The AI infrastructure race in the Asia-Pacific region is heating up, and SharonAI Holdings Inc. (NASDAQ: SHAZ) has secured one of its largest wins yet.
The Australian Neocloud provider announced a five-year cloud computing services agreement worth US$1.32 billion with an undisclosed global artificial intelligence lab. The contract will see Sharon AI deploy AI cloud infrastructure from its upcoming New Zealand AI Factory, with revenue expected to begin flowing during the first half of 2027.
While the customer remains unnamed—a common practice for large AI infrastructure agreements—the deal underscores the surging demand for high-performance AI compute as enterprises, research organizations, and AI developers compete for GPU capacity.
A Billion-Dollar Bet on AI Infrastructure
Under the agreement, Sharon AI will deliver cloud computing services through its New Zealand-based data center infrastructure, marking the company’s first AI Factory deployment in the country.
The expansion is part of Sharon AI’s broader strategy to build AI-native cloud infrastructure across the Asia-Pacific region. Unlike traditional cloud providers that support a broad range of workloads, Neocloud companies specialize in GPU-intensive environments designed specifically for training and deploying large language models, generative AI applications, and advanced machine learning workloads.
The announcement also highlights the scale Sharon AI is targeting. The company says its total AI Factory capacity now stands at 132 megawatts (MW), with 116 MW already contracted to customers. By mid-2027, Sharon AI expects to deploy more than 62,000 NVIDIA GPUs, creating one of the larger AI compute footprints in the region.
That level of GPU capacity places Sharon AI among a growing wave of infrastructure providers seeking to capitalize on the global AI boom, where access to accelerated computing has become one of the industry’s biggest competitive advantages.
Why New Zealand?
According to Co-founder and CEO James Manning, New Zealand offers both established data center infrastructure and long-term expansion opportunities, making it an attractive location for the company’s first AI Factory in the country.
Manning added that Sharon AI continues to see strong demand across enterprise customers, government agencies, hyperscalers, AI-native companies, and research institutions throughout Asia-Pacific and other global markets.
The move reflects a broader industry trend. As demand for AI computing continues to outpace available GPU supply, cloud providers are increasingly expanding into regions with reliable energy infrastructure, favorable regulatory environments, and room for large-scale data center growth.
The Neocloud Market Continues to Expand
Sharon AI’s latest contract arrives as specialized AI cloud providers challenge traditional hyperscalers by offering dedicated GPU infrastructure optimized for AI workloads. Companies including CoreWeave, Lambda, Crusoe, and several regional Neocloud providers have attracted significant customer demand as organizations seek alternatives to conventional cloud platforms.

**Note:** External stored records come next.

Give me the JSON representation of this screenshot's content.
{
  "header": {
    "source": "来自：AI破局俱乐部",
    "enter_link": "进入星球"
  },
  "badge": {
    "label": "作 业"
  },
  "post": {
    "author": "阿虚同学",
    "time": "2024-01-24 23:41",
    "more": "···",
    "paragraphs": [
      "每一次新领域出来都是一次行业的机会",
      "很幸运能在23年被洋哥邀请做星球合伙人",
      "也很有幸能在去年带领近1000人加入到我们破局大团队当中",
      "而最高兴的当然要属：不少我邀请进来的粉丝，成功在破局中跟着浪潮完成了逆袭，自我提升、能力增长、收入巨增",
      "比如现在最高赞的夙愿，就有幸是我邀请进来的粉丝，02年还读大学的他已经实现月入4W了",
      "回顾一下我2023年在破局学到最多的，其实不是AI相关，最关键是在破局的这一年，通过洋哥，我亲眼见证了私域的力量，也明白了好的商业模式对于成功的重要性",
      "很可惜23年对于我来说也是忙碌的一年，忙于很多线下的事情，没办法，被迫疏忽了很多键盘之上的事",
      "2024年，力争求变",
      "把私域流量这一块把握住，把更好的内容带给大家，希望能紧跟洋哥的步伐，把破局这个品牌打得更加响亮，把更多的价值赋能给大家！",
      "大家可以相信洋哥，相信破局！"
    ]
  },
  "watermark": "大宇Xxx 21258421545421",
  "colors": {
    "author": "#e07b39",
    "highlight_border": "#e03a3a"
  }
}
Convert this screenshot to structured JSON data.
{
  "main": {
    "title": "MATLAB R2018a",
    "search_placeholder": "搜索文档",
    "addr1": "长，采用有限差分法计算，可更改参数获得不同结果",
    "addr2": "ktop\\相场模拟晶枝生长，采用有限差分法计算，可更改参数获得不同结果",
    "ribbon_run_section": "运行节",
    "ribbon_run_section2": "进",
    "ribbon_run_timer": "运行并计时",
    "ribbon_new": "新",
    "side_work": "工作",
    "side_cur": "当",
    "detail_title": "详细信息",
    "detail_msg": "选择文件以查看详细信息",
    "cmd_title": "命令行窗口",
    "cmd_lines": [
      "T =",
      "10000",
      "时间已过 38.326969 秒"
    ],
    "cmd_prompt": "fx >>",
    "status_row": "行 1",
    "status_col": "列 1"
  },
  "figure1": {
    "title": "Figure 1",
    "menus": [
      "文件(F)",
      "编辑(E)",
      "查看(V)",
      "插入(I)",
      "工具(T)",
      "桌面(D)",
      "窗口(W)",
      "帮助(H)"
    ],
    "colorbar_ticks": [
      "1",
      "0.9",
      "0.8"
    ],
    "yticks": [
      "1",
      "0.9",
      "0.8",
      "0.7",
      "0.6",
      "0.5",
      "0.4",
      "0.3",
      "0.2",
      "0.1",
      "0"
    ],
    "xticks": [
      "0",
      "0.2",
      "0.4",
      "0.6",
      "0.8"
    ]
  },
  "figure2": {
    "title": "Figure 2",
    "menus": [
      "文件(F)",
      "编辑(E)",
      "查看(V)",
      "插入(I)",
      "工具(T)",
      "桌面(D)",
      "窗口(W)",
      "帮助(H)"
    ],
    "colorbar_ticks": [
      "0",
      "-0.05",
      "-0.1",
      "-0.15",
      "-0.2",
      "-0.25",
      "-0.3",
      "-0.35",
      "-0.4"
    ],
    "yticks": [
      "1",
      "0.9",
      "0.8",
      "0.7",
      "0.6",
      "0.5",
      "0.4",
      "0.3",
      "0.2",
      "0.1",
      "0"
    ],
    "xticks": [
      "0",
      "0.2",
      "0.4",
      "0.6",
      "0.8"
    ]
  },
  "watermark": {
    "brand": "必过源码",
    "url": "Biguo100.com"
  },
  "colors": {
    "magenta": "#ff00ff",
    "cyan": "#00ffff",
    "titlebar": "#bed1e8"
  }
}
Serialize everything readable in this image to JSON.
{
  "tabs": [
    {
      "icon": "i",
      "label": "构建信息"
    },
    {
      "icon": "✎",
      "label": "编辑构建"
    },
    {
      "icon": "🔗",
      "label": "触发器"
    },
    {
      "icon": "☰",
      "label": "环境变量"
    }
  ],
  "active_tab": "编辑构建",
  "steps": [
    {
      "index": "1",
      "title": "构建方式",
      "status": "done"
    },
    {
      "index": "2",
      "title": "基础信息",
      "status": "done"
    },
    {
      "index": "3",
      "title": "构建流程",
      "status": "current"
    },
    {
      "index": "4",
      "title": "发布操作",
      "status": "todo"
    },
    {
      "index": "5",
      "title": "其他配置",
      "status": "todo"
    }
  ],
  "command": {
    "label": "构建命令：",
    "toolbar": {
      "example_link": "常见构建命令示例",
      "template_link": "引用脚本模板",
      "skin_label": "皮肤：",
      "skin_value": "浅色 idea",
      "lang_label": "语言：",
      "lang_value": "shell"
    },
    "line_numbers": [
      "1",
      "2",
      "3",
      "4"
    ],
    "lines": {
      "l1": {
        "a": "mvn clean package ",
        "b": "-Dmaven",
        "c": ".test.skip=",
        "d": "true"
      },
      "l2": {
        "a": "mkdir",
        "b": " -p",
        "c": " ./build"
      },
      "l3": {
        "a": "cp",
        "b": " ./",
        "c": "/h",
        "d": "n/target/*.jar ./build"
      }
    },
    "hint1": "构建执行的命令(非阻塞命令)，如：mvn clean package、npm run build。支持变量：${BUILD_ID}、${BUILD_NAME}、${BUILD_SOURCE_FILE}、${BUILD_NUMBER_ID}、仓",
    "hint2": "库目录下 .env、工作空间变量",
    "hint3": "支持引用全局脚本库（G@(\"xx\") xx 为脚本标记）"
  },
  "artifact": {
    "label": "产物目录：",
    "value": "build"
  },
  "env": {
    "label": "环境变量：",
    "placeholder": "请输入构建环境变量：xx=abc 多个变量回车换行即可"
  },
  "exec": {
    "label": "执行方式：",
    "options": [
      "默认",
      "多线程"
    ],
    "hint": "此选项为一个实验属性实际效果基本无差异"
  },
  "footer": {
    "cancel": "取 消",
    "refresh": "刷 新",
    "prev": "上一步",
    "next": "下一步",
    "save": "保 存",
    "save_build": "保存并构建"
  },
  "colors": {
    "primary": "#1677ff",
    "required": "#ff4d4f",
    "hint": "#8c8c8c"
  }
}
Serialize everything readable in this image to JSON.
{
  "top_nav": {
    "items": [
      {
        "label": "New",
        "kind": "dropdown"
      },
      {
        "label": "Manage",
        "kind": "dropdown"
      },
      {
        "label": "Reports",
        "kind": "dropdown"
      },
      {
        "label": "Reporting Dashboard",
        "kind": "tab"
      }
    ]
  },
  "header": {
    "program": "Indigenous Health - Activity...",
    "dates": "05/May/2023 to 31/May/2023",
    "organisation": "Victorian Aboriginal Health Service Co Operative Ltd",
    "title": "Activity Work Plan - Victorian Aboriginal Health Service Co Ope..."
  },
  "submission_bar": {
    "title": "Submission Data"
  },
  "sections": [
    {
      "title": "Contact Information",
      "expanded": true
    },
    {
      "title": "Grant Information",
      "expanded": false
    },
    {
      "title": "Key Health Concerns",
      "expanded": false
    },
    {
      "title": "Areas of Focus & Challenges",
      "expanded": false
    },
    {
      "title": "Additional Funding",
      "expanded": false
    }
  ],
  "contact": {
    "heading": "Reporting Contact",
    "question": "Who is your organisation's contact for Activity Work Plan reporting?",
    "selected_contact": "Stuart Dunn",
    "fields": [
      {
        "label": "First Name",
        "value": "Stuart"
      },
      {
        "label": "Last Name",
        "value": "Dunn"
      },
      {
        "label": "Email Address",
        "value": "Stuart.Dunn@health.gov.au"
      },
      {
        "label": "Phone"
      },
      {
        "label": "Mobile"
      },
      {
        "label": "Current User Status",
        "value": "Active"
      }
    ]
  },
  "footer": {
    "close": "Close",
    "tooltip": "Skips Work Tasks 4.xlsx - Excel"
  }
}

Unlike general-purpose cloud services, AI Factories are purpose-built to deliver high-density GPU clusters, advanced networking, and optimized storage capable of supporting today’s increasingly large AI models.
The inclusion of more than 62,000 NVIDIA GPUs also signals the enormous infrastructure investments required to support next-generation foundation models and enterprise AI deployments. GPU shortages, once considered a temporary issue, remain a defining characteristic of the AI infrastructure market, making long-term compute agreements increasingly valuable for both providers and customers.
What It Means
The $1.32 billion agreement represents more than just a major revenue milestone for Sharon AI. It validates the growing role of regional AI infrastructure providers in a market historically dominated by global hyperscalers.
With most of its planned AI Factory capacity already committed before coming online, Sharon AI appears well-positioned to benefit from sustained demand for accelerated computing across enterprise, government, research, and AI-native organizations.
As AI adoption continues to expand globally, the companies building the infrastructure behind large-scale AI workloads may become just as strategically important as the organizations developing the models themselves.